I woke up early – at 6 a.m., packed my things, had breakfast, and then was off to the bus terminal headed to Santiago (a 12 hour bus ride from Trinidad). I was in luck! There was a taxi leaving for the same price and heading to Santiago directly at the same time. We would get there 3 hours earlier! I was very grateful for the ride, and got to sit in the front seat, practice my Spanish, and ask lots of questions to my driver Giovane. Nine hours seemed to whiz by, but I certainly got a better sense of the transportation system in Cuba.

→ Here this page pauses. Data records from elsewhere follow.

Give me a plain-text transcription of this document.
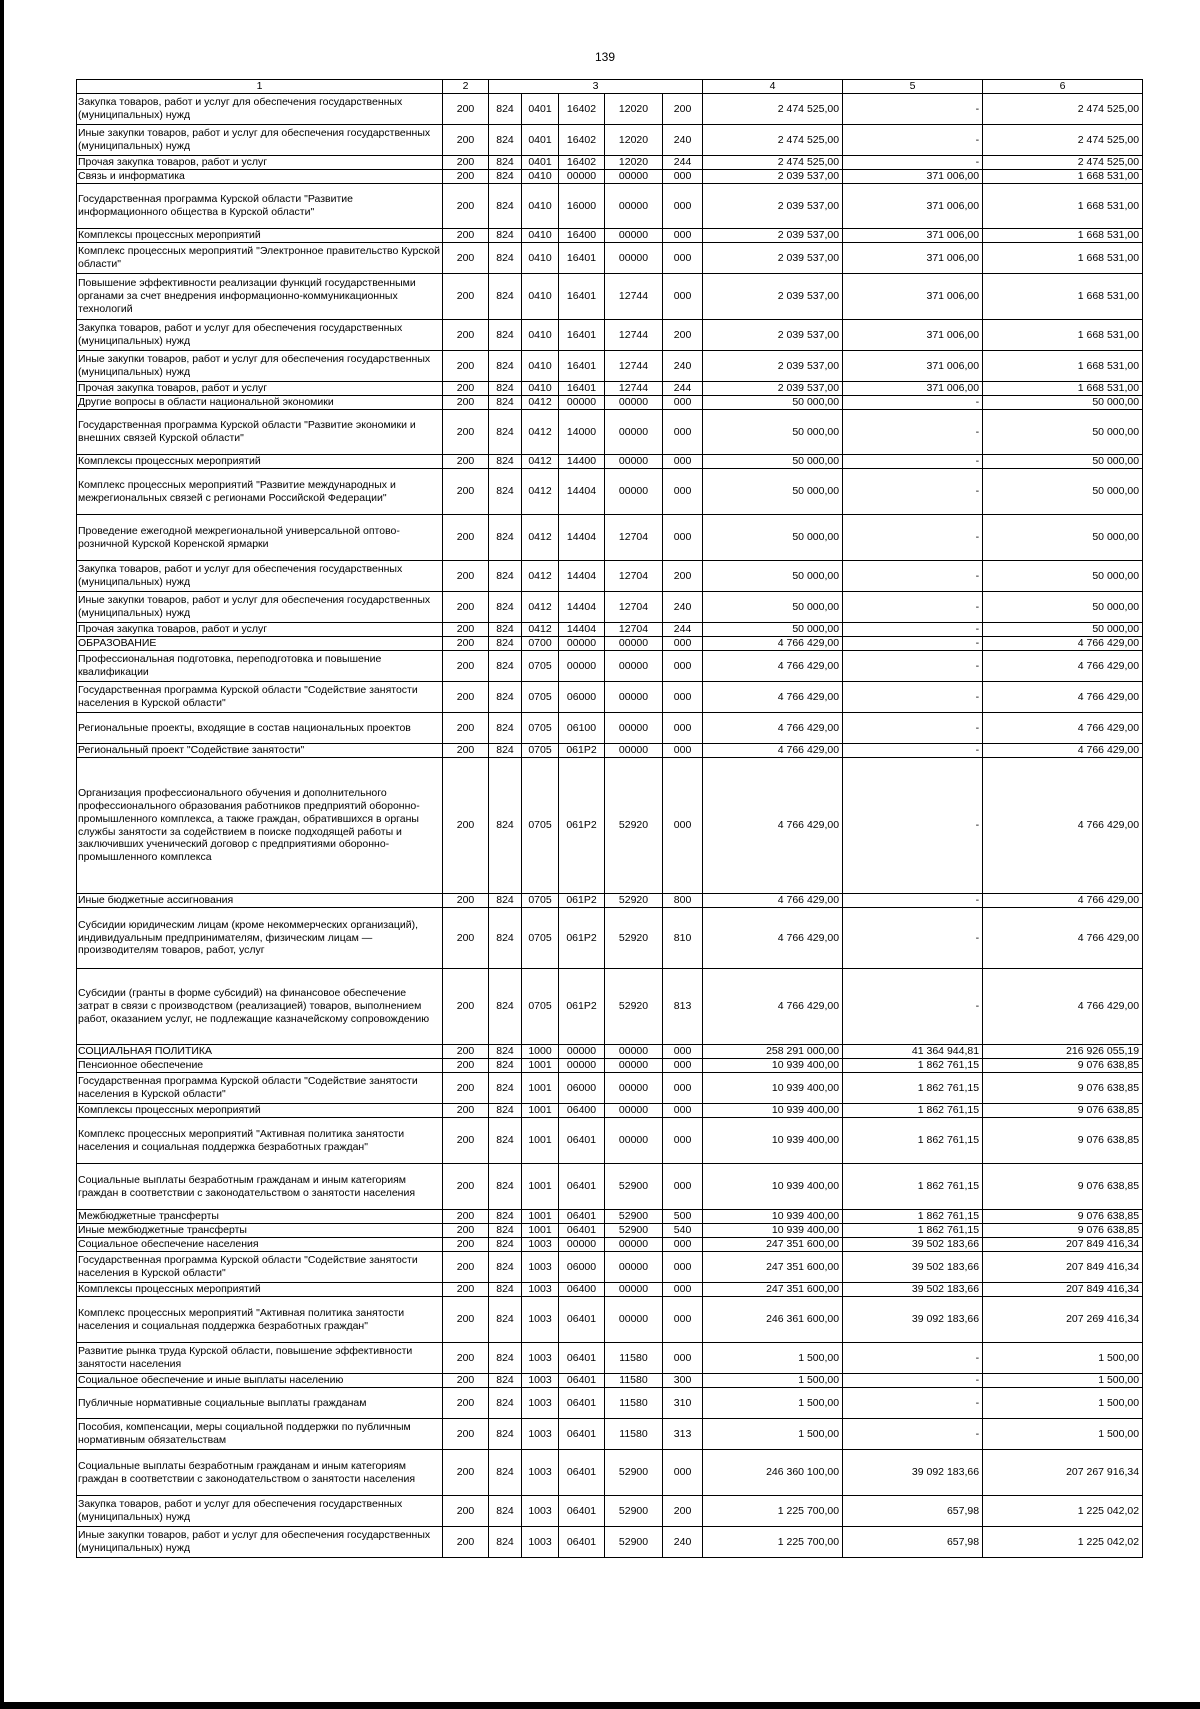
139
1	2	3					4	5	6
Закупка товаров, работ и услуг для обеспечения государственных (муниципальных) нужд	200	824	0401	16402	12020	200	2 474 525,00	-	2 474 525,00
Иные закупки товаров, работ и услуг для обеспечения государственных (муниципальных) нужд	200	824	0401	16402	12020	240	2 474 525,00	-	2 474 525,00
Прочая закупка товаров, работ и услуг	200	824	0401	16402	12020	244	2 474 525,00	-	2 474 525,00
Связь и информатика	200	824	0410	00000	00000	000	2 039 537,00	371 006,00	1 668 531,00
Государственная программа Курской области "Развитие информационного общества в Курской области"	200	824	0410	16000	00000	000	2 039 537,00	371 006,00	1 668 531,00
Комплексы процессных мероприятий	200	824	0410	16400	00000	000	2 039 537,00	371 006,00	1 668 531,00
Комплекс процессных мероприятий "Электронное правительство Курской области"	200	824	0410	16401	00000	000	2 039 537,00	371 006,00	1 668 531,00
Повышение эффективности реализации функций государственными органами за счет внедрения информационно-коммуникационных технологий	200	824	0410	16401	12744	000	2 039 537,00	371 006,00	1 668 531,00
Закупка товаров, работ и услуг для обеспечения государственных (муниципальных) нужд	200	824	0410	16401	12744	200	2 039 537,00	371 006,00	1 668 531,00
Иные закупки товаров, работ и услуг для обеспечения государственных (муниципальных) нужд	200	824	0410	16401	12744	240	2 039 537,00	371 006,00	1 668 531,00
Прочая закупка товаров, работ и услуг	200	824	0410	16401	12744	244	2 039 537,00	371 006,00	1 668 531,00
Другие вопросы в области национальной экономики	200	824	0412	00000	00000	000	50 000,00	-	50 000,00
Государственная программа Курской области "Развитие экономики и внешних связей Курской области"	200	824	0412	14000	00000	000	50 000,00	-	50 000,00
Комплексы процессных мероприятий	200	824	0412	14400	00000	000	50 000,00	-	50 000,00
Комплекс процессных мероприятий "Развитие международных и межрегиональных связей с регионами Российской Федерации"	200	824	0412	14404	00000	000	50 000,00	-	50 000,00
Проведение ежегодной межрегиональной универсальной оптово-розничной Курской Коренской ярмарки	200	824	0412	14404	12704	000	50 000,00	-	50 000,00
Закупка товаров, работ и услуг для обеспечения государственных (муниципальных) нужд	200	824	0412	14404	12704	200	50 000,00	-	50 000,00
Иные закупки товаров, работ и услуг для обеспечения государственных (муниципальных) нужд	200	824	0412	14404	12704	240	50 000,00	-	50 000,00
Прочая закупка товаров, работ и услуг	200	824	0412	14404	12704	244	50 000,00	-	50 000,00
ОБРАЗОВАНИЕ	200	824	0700	00000	00000	000	4 766 429,00	-	4 766 429,00
Профессиональная подготовка, переподготовка и повышение квалификации	200	824	0705	00000	00000	000	4 766 429,00	-	4 766 429,00
Государственная программа Курской области "Содействие занятости населения в Курской области"	200	824	0705	06000	00000	000	4 766 429,00	-	4 766 429,00
Региональные проекты, входящие в состав национальных проектов	200	824	0705	06100	00000	000	4 766 429,00	-	4 766 429,00
Региональный проект "Содействие занятости"	200	824	0705	061P2	00000	000	4 766 429,00	-	4 766 429,00
Организация профессионального обучения и дополнительного профессионального образования работников предприятий оборонно-промышленного комплекса, а также граждан, обратившихся в органы службы занятости за содействием в поиске подходящей работы и заключивших ученический договор с предприятиями оборонно-промышленного комплекса	200	824	0705	061P2	52920	000	4 766 429,00	-	4 766 429,00
Иные бюджетные ассигнования	200	824	0705	061P2	52920	800	4 766 429,00	-	4 766 429,00
Субсидии юридическим лицам (кроме некоммерческих организаций), индивидуальным предпринимателям, физическим лицам — производителям товаров, работ, услуг	200	824	0705	061P2	52920	810	4 766 429,00	-	4 766 429,00
Субсидии (гранты в форме субсидий) на финансовое обеспечение затрат в связи с производством (реализацией) товаров, выполнением работ, оказанием услуг, не подлежащие казначейскому сопровождению	200	824	0705	061P2	52920	813	4 766 429,00	-	4 766 429,00
СОЦИАЛЬНАЯ ПОЛИТИКА	200	824	1000	00000	00000	000	258 291 000,00	41 364 944,81	216 926 055,19
Пенсионное обеспечение	200	824	1001	00000	00000	000	10 939 400,00	1 862 761,15	9 076 638,85
Государственная программа Курской области "Содействие занятости населения в Курской области"	200	824	1001	06000	00000	000	10 939 400,00	1 862 761,15	9 076 638,85
Комплексы процессных мероприятий	200	824	1001	06400	00000	000	10 939 400,00	1 862 761,15	9 076 638,85
Комплекс процессных мероприятий "Активная политика занятости населения и социальная поддержка безработных граждан"	200	824	1001	06401	00000	000	10 939 400,00	1 862 761,15	9 076 638,85
Социальные выплаты безработным гражданам и иным категориям граждан в соответствии с законодательством о занятости населения	200	824	1001	06401	52900	000	10 939 400,00	1 862 761,15	9 076 638,85
Межбюджетные трансферты	200	824	1001	06401	52900	500	10 939 400,00	1 862 761,15	9 076 638,85
Иные межбюджетные трансферты	200	824	1001	06401	52900	540	10 939 400,00	1 862 761,15	9 076 638,85
Социальное обеспечение населения	200	824	1003	00000	00000	000	247 351 600,00	39 502 183,66	207 849 416,34
Государственная программа Курской области "Содействие занятости населения в Курской области"	200	824	1003	06000	00000	000	247 351 600,00	39 502 183,66	207 849 416,34
Комплексы процессных мероприятий	200	824	1003	06400	00000	000	247 351 600,00	39 502 183,66	207 849 416,34
Комплекс процессных мероприятий "Активная политика занятости населения и социальная поддержка безработных граждан"	200	824	1003	06401	00000	000	246 361 600,00	39 092 183,66	207 269 416,34
Развитие рынка труда Курской области, повышение эффективности занятости населения	200	824	1003	06401	11580	000	1 500,00	-	1 500,00
Социальное обеспечение и иные выплаты населению	200	824	1003	06401	11580	300	1 500,00	-	1 500,00
Публичные нормативные социальные выплаты гражданам	200	824	1003	06401	11580	310	1 500,00	-	1 500,00
Пособия, компенсации, меры социальной поддержки по публичным нормативным обязательствам	200	824	1003	06401	11580	313	1 500,00	-	1 500,00
Социальные выплаты безработным гражданам и иным категориям граждан в соответствии с законодательством о занятости населения	200	824	1003	06401	52900	000	246 360 100,00	39 092 183,66	207 267 916,34
Закупка товаров, работ и услуг для обеспечения государственных (муниципальных) нужд	200	824	1003	06401	52900	200	1 225 700,00	657,98	1 225 042,02
Иные закупки товаров, работ и услуг для обеспечения государственных (муниципальных) нужд	200	824	1003	06401	52900	240	1 225 700,00	657,98	1 225 042,02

As you would guess, transportation all over the country is quite unreliable. There are essentially two bus lines that travel across the island: Viazul and Astro. Viazul is the preferred bus line for tourists and richer Cubans. Astro is about 20% cheaper, but sometimes a little less reliable and more crowded with Cubans. The other option for nationals is to stand on the side of the road, hold out a peso or two, and hitch a ride with any passerby. The only problem is that few Cubans have enough money to own a car or travel long distances, so you could be waiting a long while for a single car to cross the national highway. National taxis like the one Giovane drives are not even allowed to pick up Cubans, or the driver will lose his job. It's common to find at least a dozen Cubans at any given bus stop waiting – some patiently, others not so patiently. On our 9-hour drive, we passed at least 10 men waving money in the air and visibly upset that we weren't stopping to let them in. It didn't help that there were plenty of seats available in our taxi van. Only once did we pick up a mixed-race couple with their daughter from the side of the road on the last hour of our journey. Giovane kept repeating, "Lento! Tan lento!", complaining how they hopped in the car so slowly, which reconfirmed the risk he was taking to give them a ride. We dropped them at a junction about 20 minutes later.